Pitch or pass? Here’s why agencies need to be as choosy about the clients they pitch and take on, as the clients are about choosing them. And in our view why chemistry, canvas, chaos and cash are the keys to deciding whether to pitch or pass.
More on those in a minute, but first, consider what it actually takes to pitch a piece of business:
If you’re in it to win it, you’re asking your pitch team to put in a tremendous amount of effort to put your agency’s best foot forward in an effort to win the business at hand. Almost always this involves double-duty for those working on existing businesses and a lot of late nights and working weekends to come up with a winning pitch.
Pitch team aside, the rest of the agency has to keep existing business moving seamlessly through the agency, while the pitch team needs to take priority across valuable project management, strategy, creative and studio resources. Both sets of business have to be squeezed through without sacrificing quality or sanity.
While focused on the potential new client and their pitch, what other opportunities might the agency miss along the way? In addition to other new business opportunities that may be a better match or potentially easier to win, consider what incremental opportunities might be at stake from incumbent clients.
Time, effort, rehearsals, late nights and long weekends can all take their toll on those involved in a pitch, so being selective in how hard you work your pitch teams is key to avoiding burn-out. Just as important is the impact on morale – because win or lose, pitch teams will want time to take stock of what worked / what didn’t and to recharge between pitches.
Whether you’re doing spec work and getting paid for it, or not doing spec work at all, there are likely costs you’ll be incurring to get the pitch the way you want it. Freelancers, overtime, rush studio charges and perhaps that ‘over-and-above’ idea your team wants to render, all take money away from the bottom-line at the end of the year.
So while there may be any number of upsides in pitching new business and potentially growing the agency, there are just as many risks and downsides, which is why agencies should be as choosy as clients when it comes to new business opportunities.
One agency CEO shared that he was lamenting a morale problem because his agency was pitching a ‘massive piece of business’ which he knew wasn’t a good fit and was turning them inside out. “So why pitch?” I asked. “Because there would be hell to pay from our holding company if we didn’t…” was his reply.
That’s tough for anyone, but even agencies without holding company parents are challenged when it comes to being choosy about who they pitch, and many don’t consider the ramifications of well intentioned efforts.
So back to chemistry, canvas, chaos and cash and an easy to remember way to size up whether a new business opportunity is right for your agency:
I’ve never seen a pitch that hasn’t ultimately been decided on the chemistry between the client and the resources who’ve pitched the business. Yes, strategy, creative and cost all came into it – but for the most part, chemistry was the thing that clinched it. So figure out quickly whether there’s real chemistry between you and your prospective client.
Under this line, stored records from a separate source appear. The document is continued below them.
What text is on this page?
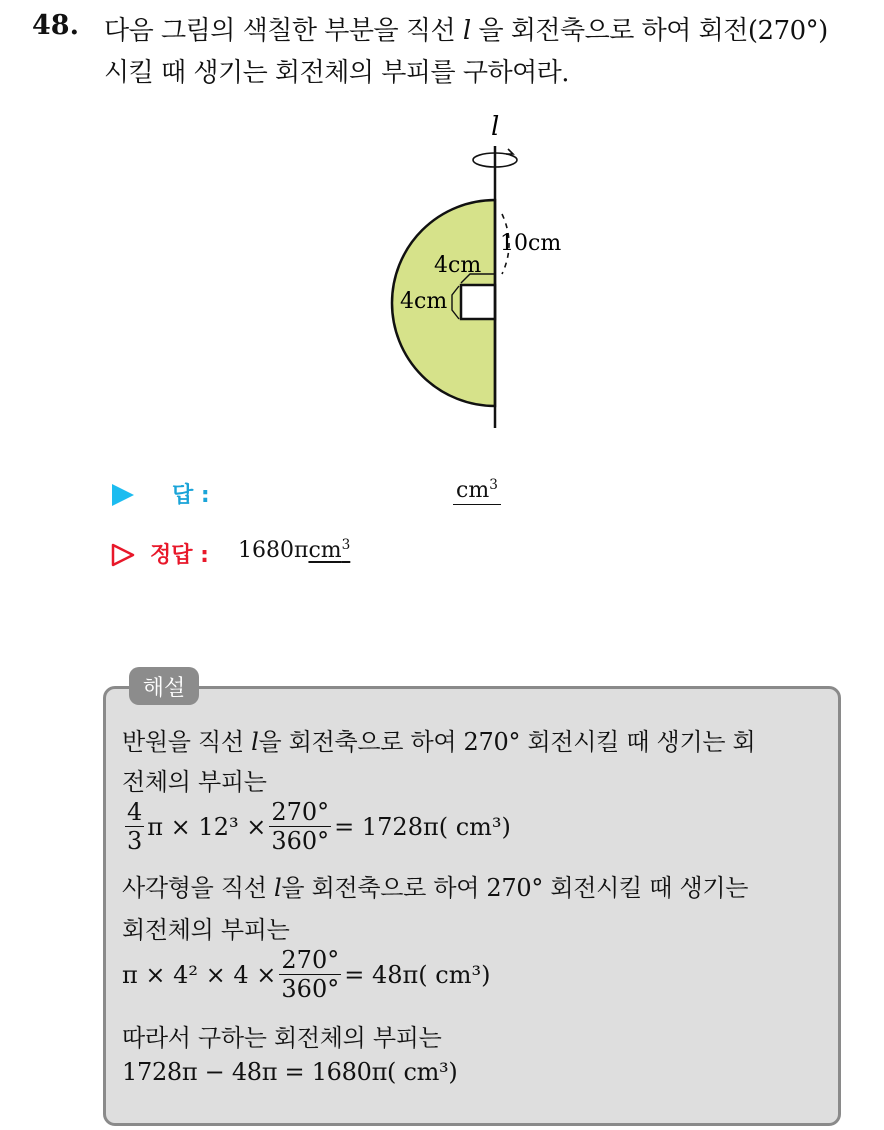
48. 다음 그림의 색칠한 부분을 직선 l 을 회전축으로 하여 회전(270°)
시킬 때 생기는 회전체의 부피를 구하여라.
l
10cm
4cm
4cm
답 :	$cm^3$
정답 : 1680πcm$^3$
해설
반원을 직선 l을 회전축으로 하여 270° 회전시킬 때 생기는 회
전체의 부피는
$\frac{4}{3}$ $\pi \times 12^3 \times \frac{270^\circ}{360^\circ} = 1728\pi$( cm³)
사각형을 직선 l을 회전축으로 하여 270° 회전시킬 때 생기는
회전체의 부피는
$\pi \times 4^2 \times 4 \times \frac{270^\circ}{360^\circ} = 48\pi$( cm³)
따라서 구하는 회전체의 부피는
1728π − 48π = 1680π( cm³)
And if there isn’t, let it go.
Establish the canvas that the potential client offers and how it’s potentially going to add value to the agency. Sure, profit is important, but what else is going to help raise your profile – as well as that of the client? Is it strategic thinking, digital execution, a fresh creative platform, branding or perhaps design? Defining the non-monetary aspects of value will not only help you decide whether the business is right for you, but it will likely help you create a stronger value proposition for the client you’re pitching.
Yes, that’s right – chaos! Agencies (and clients) need to consider how much chaos a piece of business is going to bring to an agency during a pitch process – and after it’s won. Sizeable, highly demanding or complex pieces of business can not only turn an agency inside-out, it can fundamentally change its dynamic causing resource and financial turmoil. So before pitching, sketch out your own chaos theory on what your new client could bring and how you plan to mitigate it before you start.
High profile brands or clients with big budgets can be an overwhelmingly tempting reason to pitch. But at the end of the day, everyone needs to make a fair profit to make all the effort worthwhile, while considering the implications for the agency in the event budgets get cut or things don’t go the way you’d planned.
So, pitch or pass? Or just buyer beware? In fact, it’s neither. It’s a reality check on the adrenaline of pitching new business and why agencies should be choosier in their new business efforts to create a win-win for everyone.